January 23rd, 2010 at 3:34 am
I kind of think that their approach is just right. After all, it shows exactly what the mindset going into it was.
Would it be cynical to conjure up “Separate, but equal”?
January 23rd, 2010 at 9:58 am
I agree. The split faces are definitely scary. And i’m glad you’re blogging again.
January 23rd, 2010 at 10:57 am
GAH!! Definitely scary. And tacky. Because, when you think about it, these people were all shot separately then forcibly melded together. THAT’S a message of diversity? Something forced and unnatural?
January 23rd, 2010 at 11:36 am
My college tried this too, it works even less for a college stuck in the northeast georgia mountains. Everybody is milk toast white, and nobody likes diversity. We didn’t even fake it as well as UVM did! Glad to see you back!! :)
January 23rd, 2010 at 3:14 pm
I’d prefer to see that they just produced advertising that never acknowledged the lack of diversity in the past. Just show us what you have going for you. Let us decide based on your merits. College shopping for my daughter was difficult because some places turned ‘diversity’ into an issue.
*hi*
January 23rd, 2010 at 9:05 pm
Honestly, I think this is as bad as the school that photo shopped a student in for diversity. It is both forced and indeed quite frightful.
To me, it doesn’t celebrate diversity. It is promoting a Borg mentality.
January 23rd, 2010 at 10:09 pm
Forced diversity irks me.
January 24th, 2010 at 3:41 am
Eeek! I thought the first one wasn’t too bad, but they just kept getting worse. Your idea is much better anyway.

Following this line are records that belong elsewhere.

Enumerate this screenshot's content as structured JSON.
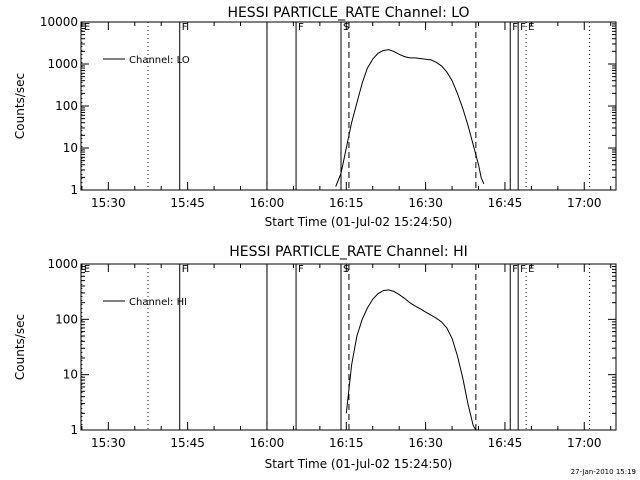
{
  "chart_data": [
    {
      "type": "line",
      "title": "HESSI PARTICLE_RATE Channel: LO",
      "xlabel": "Start Time (01-Jul-02 15:24:50)",
      "ylabel": "Counts/sec",
      "yscale": "log",
      "x_range": [
        "15:24:50",
        "17:06:00"
      ],
      "ylim": [
        1,
        10000
      ],
      "x_ticks": [
        "15:30",
        "15:45",
        "16:00",
        "16:15",
        "16:30",
        "16:45",
        "17:00"
      ],
      "y_ticks": [
        "1",
        "10",
        "100",
        "1000",
        "10000"
      ],
      "legend": {
        "position": "top-left",
        "entries": [
          "Channel: LO"
        ]
      },
      "series": [
        {
          "name": "Channel: LO",
          "x": [
            "16:13:00",
            "16:14:00",
            "16:15:00",
            "16:16:00",
            "16:17:00",
            "16:18:00",
            "16:19:00",
            "16:20:00",
            "16:21:00",
            "16:22:00",
            "16:23:00",
            "16:24:00",
            "16:25:00",
            "16:26:00",
            "16:27:00",
            "16:28:00",
            "16:29:00",
            "16:30:00",
            "16:31:00",
            "16:32:00",
            "16:33:00",
            "16:34:00",
            "16:35:00",
            "16:36:00",
            "16:37:00",
            "16:38:00",
            "16:39:00",
            "16:40:00",
            "16:40:30",
            "16:41:00"
          ],
          "y": [
            1.2,
            2.5,
            10,
            40,
            120,
            350,
            800,
            1300,
            1800,
            2100,
            2200,
            2000,
            1700,
            1500,
            1400,
            1400,
            1350,
            1300,
            1250,
            1100,
            900,
            650,
            400,
            200,
            90,
            35,
            12,
            4,
            2,
            1.4
          ]
        }
      ],
      "vertical_lines": [
        {
          "time": "15:25:00",
          "style": "dotted",
          "label": "E"
        },
        {
          "time": "15:37:30",
          "style": "dotted",
          "label": ""
        },
        {
          "time": "15:43:30",
          "style": "solid",
          "label": "F"
        },
        {
          "time": "16:00:00",
          "style": "solid",
          "label": ""
        },
        {
          "time": "16:05:30",
          "style": "solid",
          "label": "F"
        },
        {
          "time": "16:14:00",
          "style": "solid",
          "label": "S"
        },
        {
          "time": "16:15:30",
          "style": "dashed",
          "label": ""
        },
        {
          "time": "16:39:30",
          "style": "dashed",
          "label": ""
        },
        {
          "time": "16:46:00",
          "style": "solid",
          "label": "F"
        },
        {
          "time": "16:47:30",
          "style": "solid",
          "label": "F"
        },
        {
          "time": "16:49:00",
          "style": "dotted",
          "label": "E"
        },
        {
          "time": "17:01:00",
          "style": "dotted",
          "label": ""
        }
      ]
    },
    {
      "type": "line",
      "title": "HESSI PARTICLE_RATE Channel: HI",
      "xlabel": "Start Time (01-Jul-02 15:24:50)",
      "ylabel": "Counts/sec",
      "yscale": "log",
      "x_range": [
        "15:24:50",
        "17:06:00"
      ],
      "ylim": [
        1,
        1000
      ],
      "x_ticks": [
        "15:30",
        "15:45",
        "16:00",
        "16:15",
        "16:30",
        "16:45",
        "17:00"
      ],
      "y_ticks": [
        "1",
        "10",
        "100",
        "1000"
      ],
      "legend": {
        "position": "top-left",
        "entries": [
          "Channel: HI"
        ]
      },
      "series": [
        {
          "name": "Channel: HI",
          "x": [
            "16:15:00",
            "16:16:00",
            "16:17:00",
            "16:18:00",
            "16:19:00",
            "16:20:00",
            "16:21:00",
            "16:22:00",
            "16:23:00",
            "16:24:00",
            "16:25:00",
            "16:26:00",
            "16:27:00",
            "16:28:00",
            "16:29:00",
            "16:30:00",
            "16:31:00",
            "16:32:00",
            "16:33:00",
            "16:34:00",
            "16:35:00",
            "16:36:00",
            "16:37:00",
            "16:38:00",
            "16:39:00",
            "16:39:30"
          ],
          "y": [
            2,
            15,
            50,
            100,
            160,
            230,
            290,
            330,
            340,
            320,
            280,
            240,
            200,
            175,
            155,
            135,
            120,
            105,
            90,
            70,
            45,
            22,
            9,
            3,
            1.2,
            1
          ]
        }
      ],
      "vertical_lines": [
        {
          "time": "15:25:00",
          "style": "dotted",
          "label": "E"
        },
        {
          "time": "15:37:30",
          "style": "dotted",
          "label": ""
        },
        {
          "time": "15:43:30",
          "style": "solid",
          "label": "F"
        },
        {
          "time": "16:00:00",
          "style": "solid",
          "label": ""
        },
        {
          "time": "16:05:30",
          "style": "solid",
          "label": "F"
        },
        {
          "time": "16:14:00",
          "style": "solid",
          "label": "S"
        },
        {
          "time": "16:15:30",
          "style": "dashed",
          "label": ""
        },
        {
          "time": "16:39:30",
          "style": "dashed",
          "label": ""
        },
        {
          "time": "16:46:00",
          "style": "solid",
          "label": "F"
        },
        {
          "time": "16:47:30",
          "style": "solid",
          "label": "F"
        },
        {
          "time": "16:49:00",
          "style": "dotted",
          "label": "E"
        },
        {
          "time": "17:01:00",
          "style": "dotted",
          "label": ""
        }
      ]
    }
  ],
  "footer": {
    "timestamp": "27-Jan-2010 15:19"
  }
}
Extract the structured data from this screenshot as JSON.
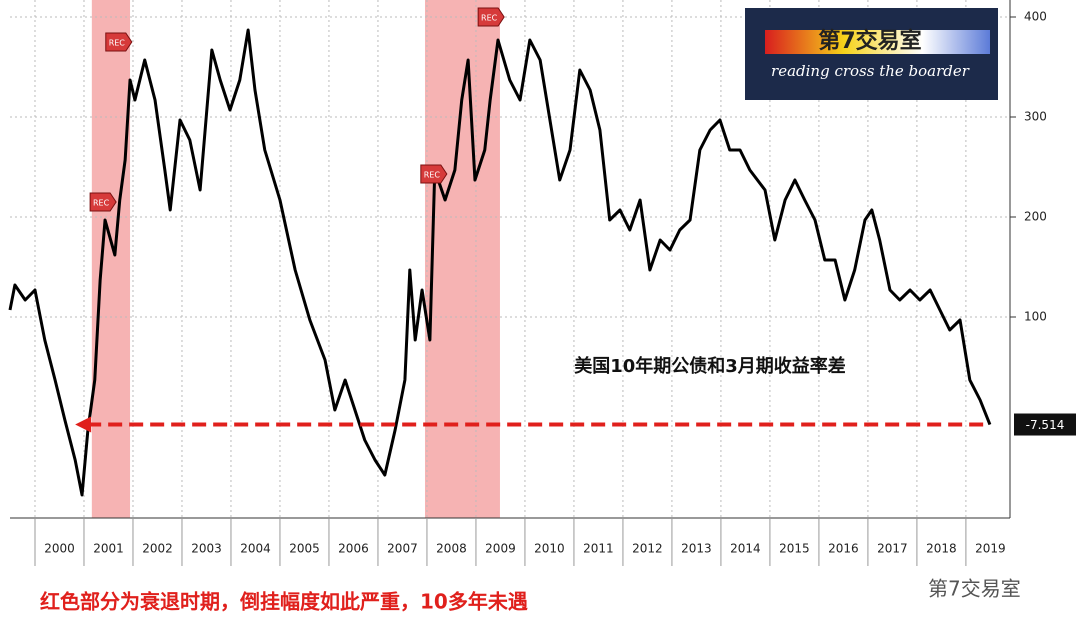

I’d rather see interaction.
January 24th, 2010 at 1:59 pm
Sigh, yes. This is not only misguided, it’s just not fun to look at.
January 26th, 2010 at 6:43 pm
I have so many feelings about this piece it would take a blog entry of my own to even begin to get them all out. Let’s just say I was a native Vermonter and there were plenty of times I didn’t feel tolerated.
January 26th, 2010 at 11:52 pm
It’s like a bad impersonation of Michael Jackson’s “Black or White” video. UVM needs you back, but then NYC wouldn’t have you. So stay here…!
January 27th, 2010 at 8:36 pm
I have to say that just looks weird. What is scary is that someone actually approved that as looking exactly as they hoped it would.
January 29th, 2010 at 7:48 am
Bizarro.
February 1st, 2010 at 1:50 pm
Reminds me of the forced desegregation from decades past. It sucks that it needs to be so contrived, and it’ll likely be many years before they get that crap straight. But it’s a start?